Mas, acrescenta a especialista, o papel dos indígenas tem uma segunda dimensão: “Por conhecerem tão intimamente as florestas, eles têm uma percepção muito antecipada, antes de todos, das mudanças ambientais. Sabem como lidar com isso. Por exemplo, param de caçar em uma área durante um tempo… e assim aliviam o impacto antes que quaisquer outros”. Os indígenas são parte essencial dos alertas rápidos e da prevenção. Muitos vivem nas mesmas terras há 10.000 anos, mas desde a conquista até os anos 1970 as populações indígenas foram dizimadas na América e muitas etnias se extinguiram. A Fundação Nacional do Índio (Funai) lembra que isso era considerado uma “contingência histórica, algo inevitável”. Uma abordagem que mudou nas últimas décadas, quando os povos indígenas começaram a ser oficialmente protegidos. Mas o problema se agravou porque agora, no Brasil, a ameaça vem do topo do poder político.
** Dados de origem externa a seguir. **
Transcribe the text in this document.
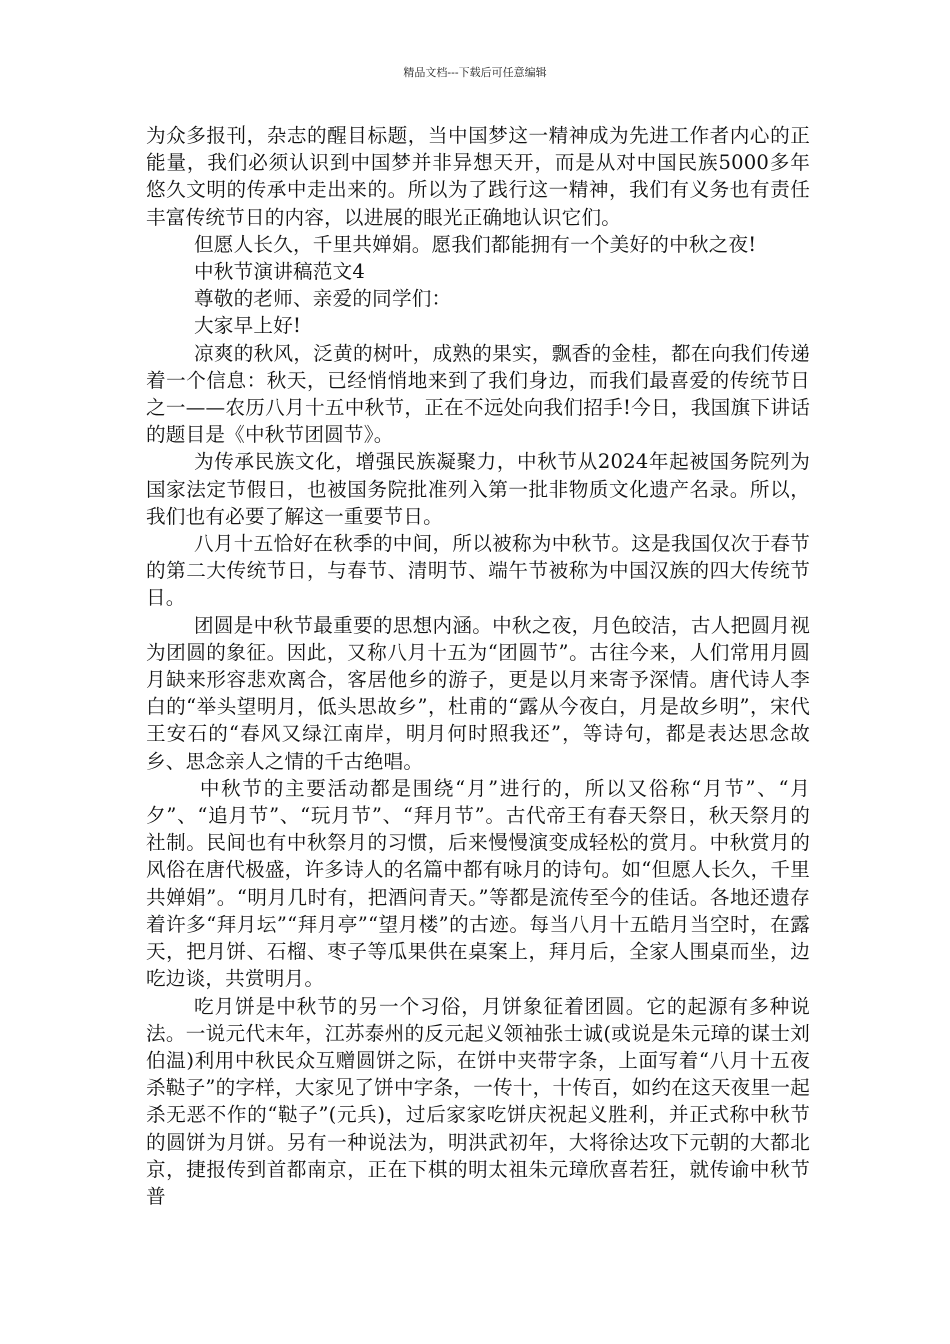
精品文档---下载后可任意编辑

为众多报刊，杂志的醒目标题，当中国梦这一精神成为先进工作者内心的正能量，我们必须认识到中国梦并非异想天开，而是从对中国民族5000多年悠久文明的传承中走出来的。所以为了践行这一精神，我们有义务也有责任丰富传统节日的内容，以进展的眼光正确地认识它们。

但愿人长久，千里共婵娟。愿我们都能拥有一个美好的中秋之夜!

中秋节演讲稿范文4

尊敬的老师、亲爱的同学们：

大家早上好!

凉爽的秋风，泛黄的树叶，成熟的果实，飘香的金桂，都在向我们传递着一个信息：秋天，已经悄悄地来到了我们身边，而我们最喜爱的传统节日之一——农历八月十五中秋节，正在不远处向我们招手!今日，我国旗下讲话的题目是《中秋节团圆节》。

为传承民族文化，增强民族凝聚力，中秋节从2024年起被国务院列为国家法定节假日，也被国务院批准列入第一批非物质文化遗产名录。所以，我们也有必要了解这一重要节日。

八月十五恰好在秋季的中间，所以被称为中秋节。这是我国仅次于春节的第二大传统节日，与春节、清明节、端午节被称为中国汉族的四大传统节日。

团圆是中秋节最重要的思想内涵。中秋之夜，月色皎洁，古人把圆月视为团圆的象征。因此，又称八月十五为“团圆节”。古往今来，人们常用月圆月缺来形容悲欢离合，客居他乡的游子，更是以月来寄予深情。唐代诗人李白的“举头望明月，低头思故乡”，杜甫的“露从今夜白，月是故乡明”，宋代王安石的“春风又绿江南岸，明月何时照我还”，等诗句，都是表达思念故乡、思念亲人之情的千古绝唱。

中秋节的主要活动都是围绕“月”进行的，所以又俗称“月节”、“月夕”、“追月节”、“玩月节”、“拜月节”。古代帝王有春天祭日，秋天祭月的社制。民间也有中秋祭月的习惯，后来慢慢演变成轻松的赏月。中秋赏月的风俗在唐代极盛，许多诗人的名篇中都有咏月的诗句。如“但愿人长久，千里共婵娟”。“明月几时有，把酒问青天。”等都是流传至今的佳话。各地还遗存着许多“拜月坛”“拜月亭”“望月楼”的古迹。每当八月十五皓月当空时，在露天，把月饼、石榴、枣子等瓜果供在桌案上，拜月后，全家人围桌而坐，边吃边谈，共赏明月。

吃月饼是中秋节的另一个习俗，月饼象征着团圆。它的起源有多种说法。一说元代末年，江苏泰州的反元起义领袖张士诚(或说是朱元璋的谋士刘伯温)利用中秋民众互赠圆饼之际，在饼中夹带字条，上面写着“八月十五夜杀鞑子”的字样，大家见了饼中字条，一传十，十传百，如约在这天夜里一起杀无恶不作的“鞑子”(元兵)，过后家家吃饼庆祝起义胜利，并正式称中秋节的圆饼为月饼。另有一种说法为，明洪武初年，大将徐达攻下元朝的大都北京，捷报传到首都南京，正在下棋的明太祖朱元璋欣喜若狂，就传谕中秋节普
Bolsonaro, um militar da reserva de extrema direita que na campanha eleitoral combateu a defesa do meio ambiente, segue nessa linha desde que assumiu o poder, em 1º de janeiro. Desistiu de abandonar o Acordo de Paris contra a mudança climática (porque foi advertido de que isso afetaria as exportações para a Europa), mas tomou uma série de decisões de reorganização ministerial e nomeações, entre outras, que causam profunda preocupação no mundo ambientalista brasileiro. E também no estrangeiro. Nada menos que 600 cientistas europeus pediram na semana passada que a União Europeia aproveite as negociações comerciais com o Brasil para pressionar o presidente e reforçar a luta contra o desmatamento.

Para o Greenpeace, estes quatro meses de Governo Bolsonaro significaram “o desmantelamento não só da legislação, como também das estruturas (administrativas) que garantem a preservação do meio ambiente e dos povos indígenas, com mudanças nos orçamentos, desautorização de operações de combate do desmatamento...”, explica Tica Minami, diretora de campanhas do Greenpeace no Brasil. Um dos primeiros decretos do presidente retirou da Funai a competência para demarcar as terras indígenas, transferindo-a para o Ministério da Agricultura, que sempre esteve na órbita da indústria agropecuária, mas agora é comandado por uma representante desse setor. A ministra Tereza Cristina Dias era a líder da bancada parlamentar do agronegócio.

“Este Governo não identificou, declarou nem homologou uma única terra indígena”, denunciam o ISA e o Conselho Indigenista Missionário, vinculado à Conferência Nacional dos Bispos do Brasil, em um comunicado. O dirigente indígena Dinamam Tuxá afirma nesse comunicado, divulgado segunda-feira, que “assim foram quatro meses de um Governo genocida que tem quatro anos pela frente”. Ele ressalta que, em caso de disputa, se o Governo não atua para “mediar ou garantir os direitos, quem leva a pior parte é o povo indígena”.

Os povos indígenas têm um capítulo próprio na Constituição de 1988, que reconhece seu direito sobre as terras que habitam. Eles já estavam lá antes da chegada dos colonizadores e da fundação do Estado do Brasil. E, na atual legislatura, têm uma representante no Congresso federal, a advogada Joênia Wapichana.

Há algumas semanas, o chefe do Executivo recebeu um pequeno grupo de representantes dos indígenas no Palácio do Planalto, às vésperas da marcha anual dessas comunidades, para reivindicar seus direitos, além de saúde e educação. Bolsonaro afirmou a seus interlocutores que eles vivem em terras riquíssimas e que a exploração delas renderia uma fortuna.

O que acontece no Brasil é fundamental porque tem efeitos no resto do mundo, já que o país tem a maior floresta tropical e o ecossistema mais rico do planeta. Mas o país também é líder em assassinatos de ativistas ambientalistas. Com as políticas de Bolsonaro, “o Brasil deixa de cumprir seu papel na luta global contra a mudança climática”, sentencia Minami.